Perder lleva varias vidas.

Encontrar también.

No siempre el que busca encuentra pero el que busca se encuentra buscando y nos hace un poco buscadores a todos los demás. Quien busca no cesa de encontrarse mientras a tientas o a sabias insiste en no claudicar los pasos.

Encontrar exige arqueologizar tinieblas, ahondar en el despiadismo del despojo. Seguir sus huellas, sus silenciosísimos abismos, ecos que resisten en el borde de lo extinguido.

Encontrar es interminable. No culmina en el hallazgo de cada una de las vidas apropiadas. Estamos todxs queriendo salir a buscarnos entre tanto de lo nuestro masacrado, entre tanto de lo nuestro apropiadándose. Estamos todos buscando nuestros restos y nuestros futuros, ambas cosas se encuentran siempre juntas, próximas.

Perder no es dejar olvidado ni un descuido en algún cruce del tiempo y el espacio. Perder tiene un diseño de artilugios y una médula viva de la que se nutre lo roto, lo rompiente.

Perder lleva tiempo.

La arquitectura de la pérdida trabaja sin descanso. Programa más y mejor la urdidumbre de lo oculto. Lo oculto inventa novedosas desapariciones, invenciones de la extinción a cielo abierto. Abracadabra hace su pase sin magia y el dañomacabro expande un poco más sus brazos, su corroísmo apasionado.

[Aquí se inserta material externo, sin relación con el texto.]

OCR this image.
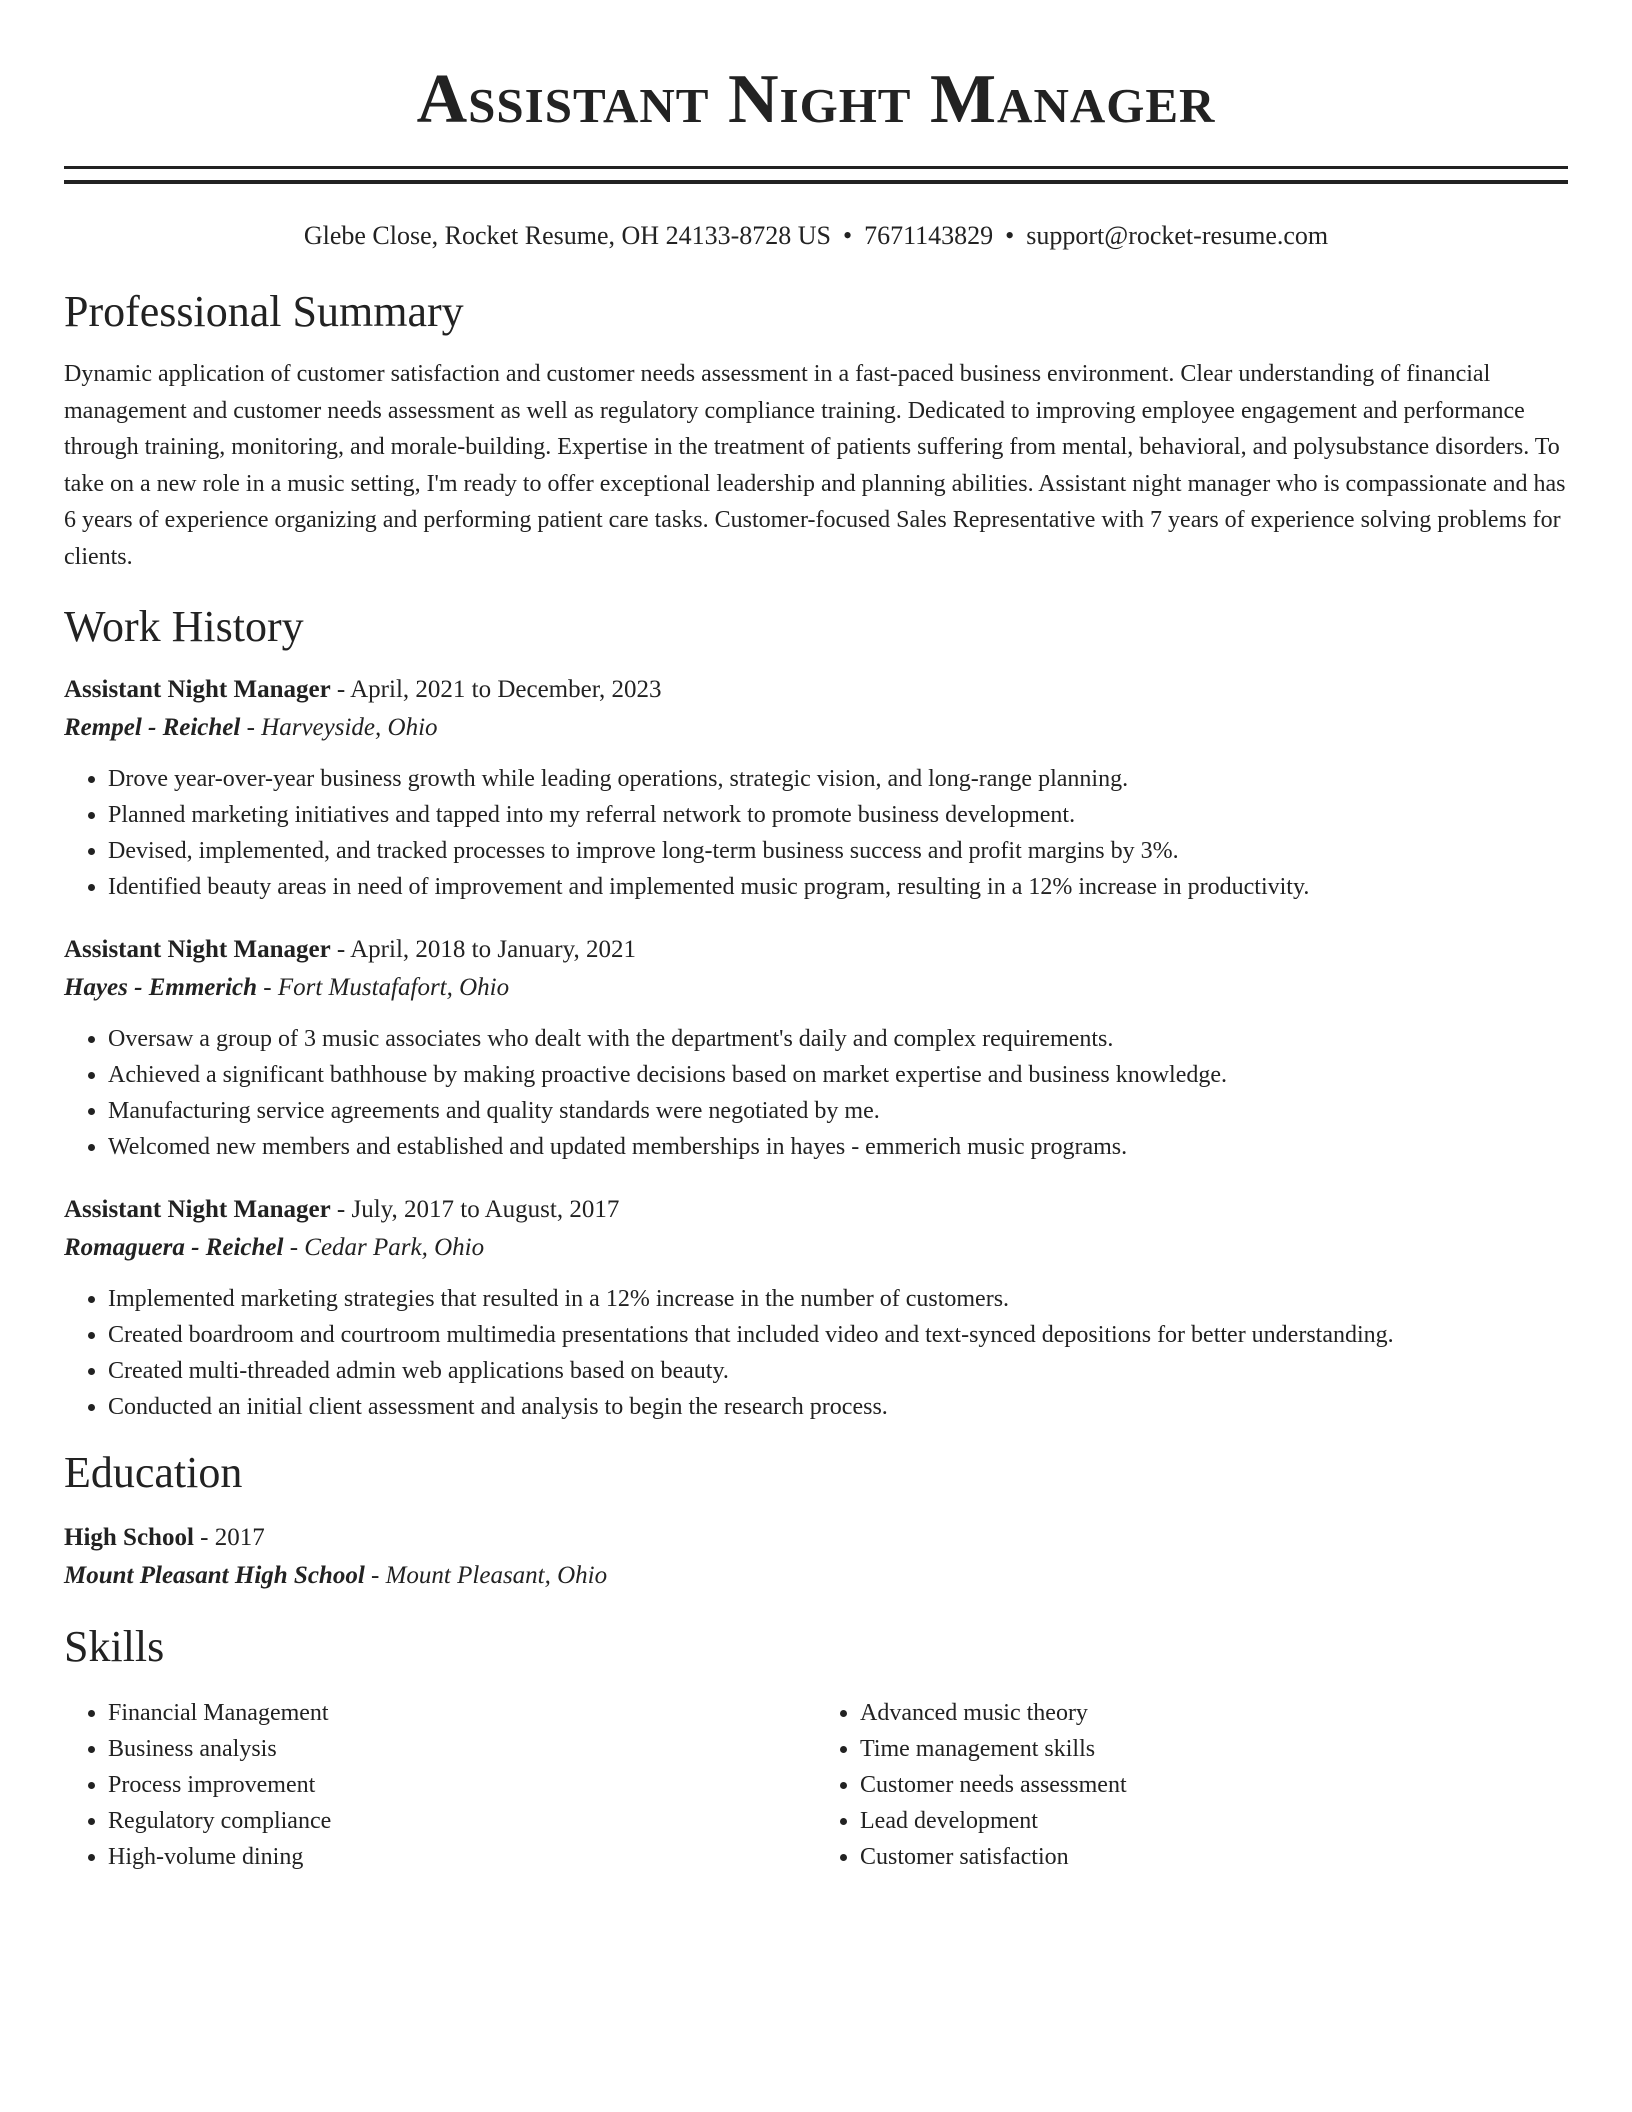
Assistant Night Manager
Glebe Close, Rocket Resume, OH 24133-8728 US • 7671143829 • support@rocket-resume.com
Professional Summary

Dynamic application of customer satisfaction and customer needs assessment in a fast-paced business environment. Clear understanding of financial management and customer needs assessment as well as regulatory compliance training. Dedicated to improving employee engagement and performance through training, monitoring, and morale-building. Expertise in the treatment of patients suffering from mental, behavioral, and polysubstance disorders. To take on a new role in a music setting, I'm ready to offer exceptional leadership and planning abilities. Assistant night manager who is compassionate and has 6 years of experience organizing and performing patient care tasks. Customer-focused Sales Representative with 7 years of experience solving problems for clients.

Work History
Assistant Night Manager - April, 2021 to December, 2023
Rempel - Reichel - Harveyside, Ohio
• Drove year-over-year business growth while leading operations, strategic vision, and long-range planning.
• Planned marketing initiatives and tapped into my referral network to promote business development.
• Devised, implemented, and tracked processes to improve long-term business success and profit margins by 3%.
• Identified beauty areas in need of improvement and implemented music program, resulting in a 12% increase in productivity.
Assistant Night Manager - April, 2018 to January, 2021
Hayes - Emmerich - Fort Mustafafort, Ohio
• Oversaw a group of 3 music associates who dealt with the department's daily and complex requirements.
• Achieved a significant bathhouse by making proactive decisions based on market expertise and business knowledge.
• Manufacturing service agreements and quality standards were negotiated by me.
• Welcomed new members and established and updated memberships in hayes - emmerich music programs.
Assistant Night Manager - July, 2017 to August, 2017
Romaguera - Reichel - Cedar Park, Ohio
• Implemented marketing strategies that resulted in a 12% increase in the number of customers.
• Created boardroom and courtroom multimedia presentations that included video and text-synced depositions for better understanding.
• Created multi-threaded admin web applications based on beauty.
• Conducted an initial client assessment and analysis to begin the research process.
Education
High School - 2017
Mount Pleasant High School - Mount Pleasant, Ohio
Skills
• Financial Management
• Business analysis
• Process improvement
• Regulatory compliance
• High-volume dining
• Advanced music theory
• Time management skills
• Customer needs assessment
• Lead development
• Customer satisfaction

Ahora bien, parece que incluso lo perdido se hereda.

Es una herencia extraña, una repatriación que no te abandona mientras existas y aún después, aún en la extranjería de quién resiste habitando limbos y paradojas y ruinas y rabias alegres de memorias porvenir y porvolver y porcrearse.

Esa herencia también nos forja incansables.

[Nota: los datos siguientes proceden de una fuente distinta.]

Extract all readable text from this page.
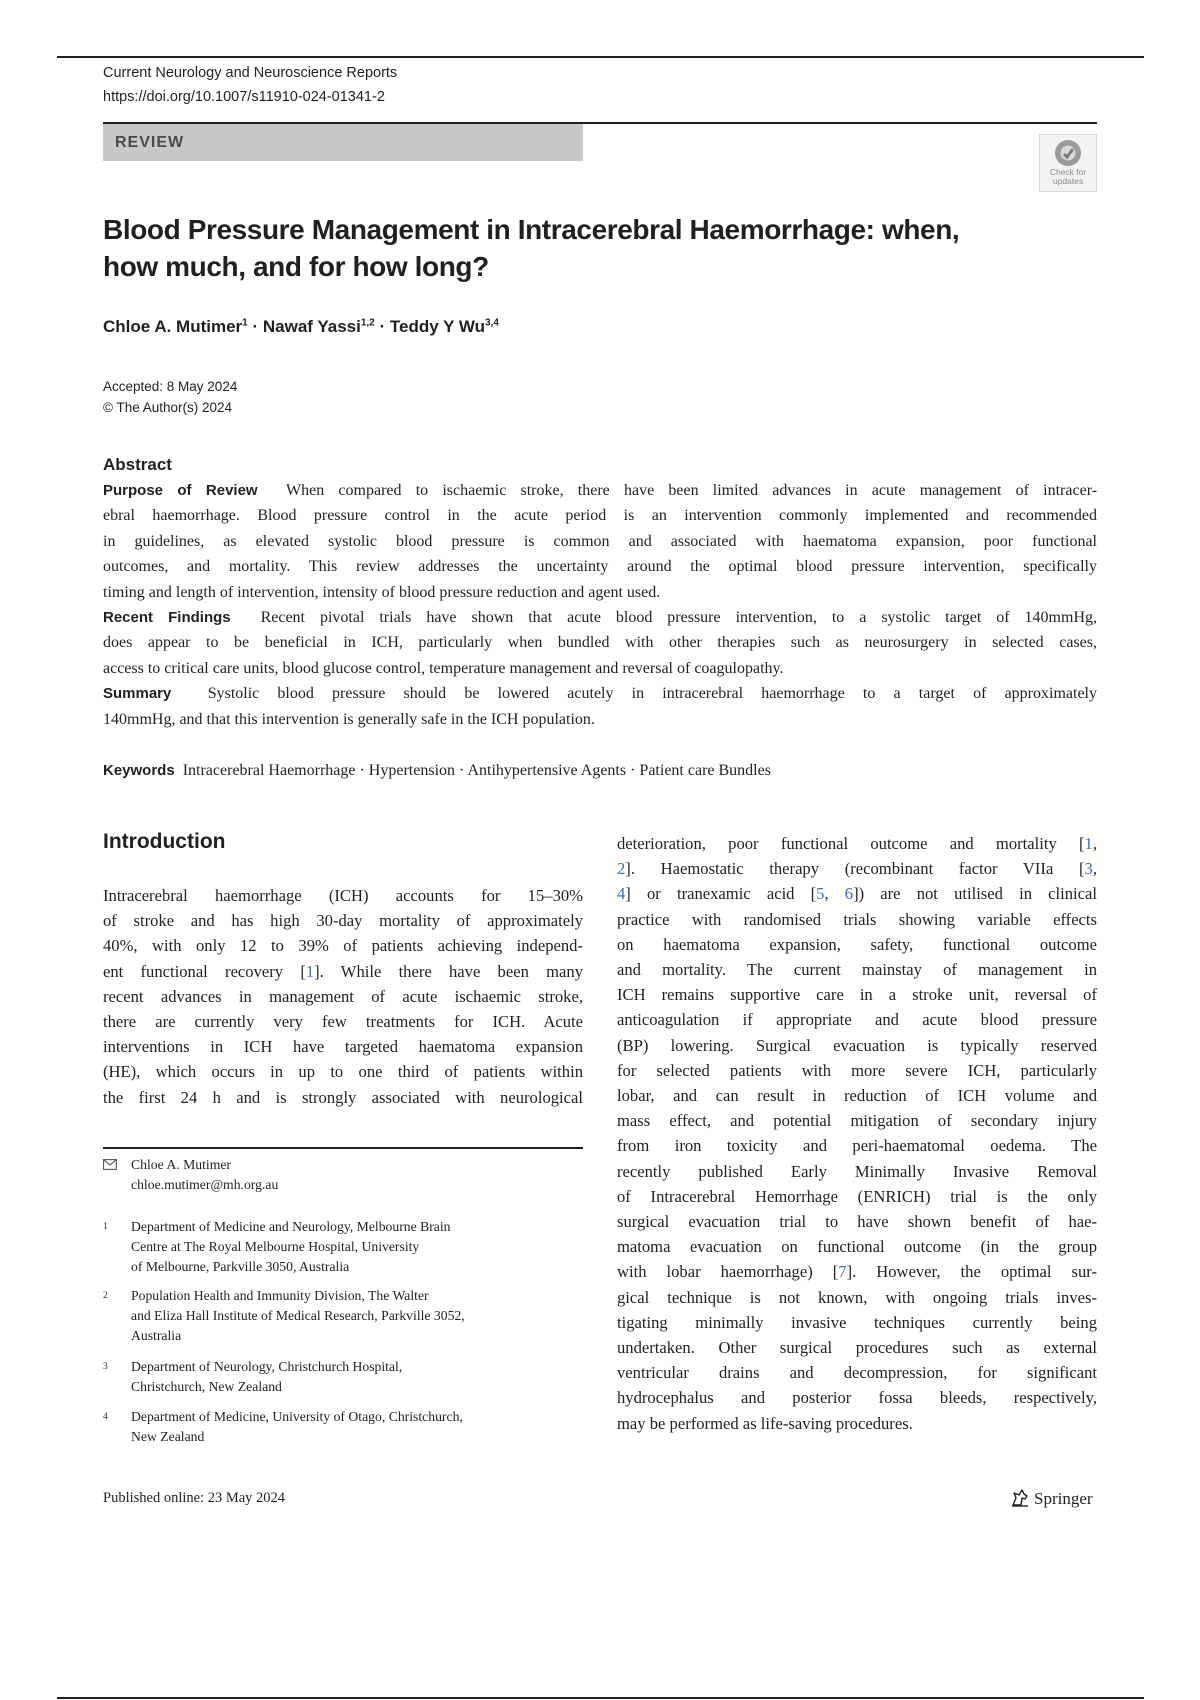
Current Neurology and Neuroscience Reports
https://doi.org/10.1007/s11910-024-01341-2
REVIEW
Check for
updates
Blood Pressure Management in Intracerebral Haemorrhage: when,
how much, and for how long?
Chloe A. Mutimer$^1$ · Nawaf Yassi$^{1,2}$ · Teddy Y Wu$^{3,4}$
Accepted: 8 May 2024
© The Author(s) 2024
Abstract
Purpose of Review When compared to ischaemic stroke, there have been limited advances in acute management of intracer-
ebral haemorrhage. Blood pressure control in the acute period is an intervention commonly implemented and recommended
in guidelines, as elevated systolic blood pressure is common and associated with haematoma expansion, poor functional
outcomes, and mortality. This review addresses the uncertainty around the optimal blood pressure intervention, specifically
timing and length of intervention, intensity of blood pressure reduction and agent used.
Recent Findings Recent pivotal trials have shown that acute blood pressure intervention, to a systolic target of 140mmHg,
does appear to be beneficial in ICH, particularly when bundled with other therapies such as neurosurgery in selected cases,
access to critical care units, blood glucose control, temperature management and reversal of coagulopathy.
Summary Systolic blood pressure should be lowered acutely in intracerebral haemorrhage to a target of approximately
140mmHg, and that this intervention is generally safe in the ICH population.
Keywords Intracerebral Haemorrhage · Hypertension · Antihypertensive Agents · Patient care Bundles
Introduction
Intracerebral haemorrhage (ICH) accounts for 15–30%
of stroke and has high 30-day mortality of approximately
40%, with only 12 to 39% of patients achieving independ-
ent functional recovery [1]. While there have been many
recent advances in management of acute ischaemic stroke,
there are currently very few treatments for ICH. Acute
interventions in ICH have targeted haematoma expansion
(HE), which occurs in up to one third of patients within
the first 24 h and is strongly associated with neurological
deterioration, poor functional outcome and mortality [1,
2]. Haemostatic therapy (recombinant factor VIIa [3,
4] or tranexamic acid [5, 6]) are not utilised in clinical
practice with randomised trials showing variable effects
on haematoma expansion, safety, functional outcome
and mortality. The current mainstay of management in
ICH remains supportive care in a stroke unit, reversal of
anticoagulation if appropriate and acute blood pressure
(BP) lowering. Surgical evacuation is typically reserved
for selected patients with more severe ICH, particularly
lobar, and can result in reduction of ICH volume and
mass effect, and potential mitigation of secondary injury
from iron toxicity and peri-haematomal oedema. The
recently published Early Minimally Invasive Removal
of Intracerebral Hemorrhage (ENRICH) trial is the only
surgical evacuation trial to have shown benefit of hae-
matoma evacuation on functional outcome (in the group
with lobar haemorrhage) [7]. However, the optimal sur-
gical technique is not known, with ongoing trials inves-
tigating minimally invasive techniques currently being
undertaken. Other surgical procedures such as external
ventricular drains and decompression, for significant
hydrocephalus and posterior fossa bleeds, respectively,
may be performed as life-saving procedures.
Chloe A. Mutimer
chloe.mutimer@mh.org.au
1 Department of Medicine and Neurology, Melbourne Brain
Centre at The Royal Melbourne Hospital, University
of Melbourne, Parkville 3050, Australia
2 Population Health and Immunity Division, The Walter
and Eliza Hall Institute of Medical Research, Parkville 3052,
Australia
3 Department of Neurology, Christchurch Hospital,
Christchurch, New Zealand
4 Department of Medicine, University of Otago, Christchurch,
New Zealand
Published online: 23 May 2024	Springer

Amantes de los números que se suceden, amantes de la cuenta que sella números y nombres, que nos devuelve la identidad a personas y multitudes. El árbol genealógico del que busca tiene pasadizos y pasados subterráneos, cuando esas raíces emergen iluminan como un fueguito encandilado y reviviente.

En cada hallazgo celebramos desde lo más hondo de la esperanzada búsqueda, lo encontrado y lo por encontrar.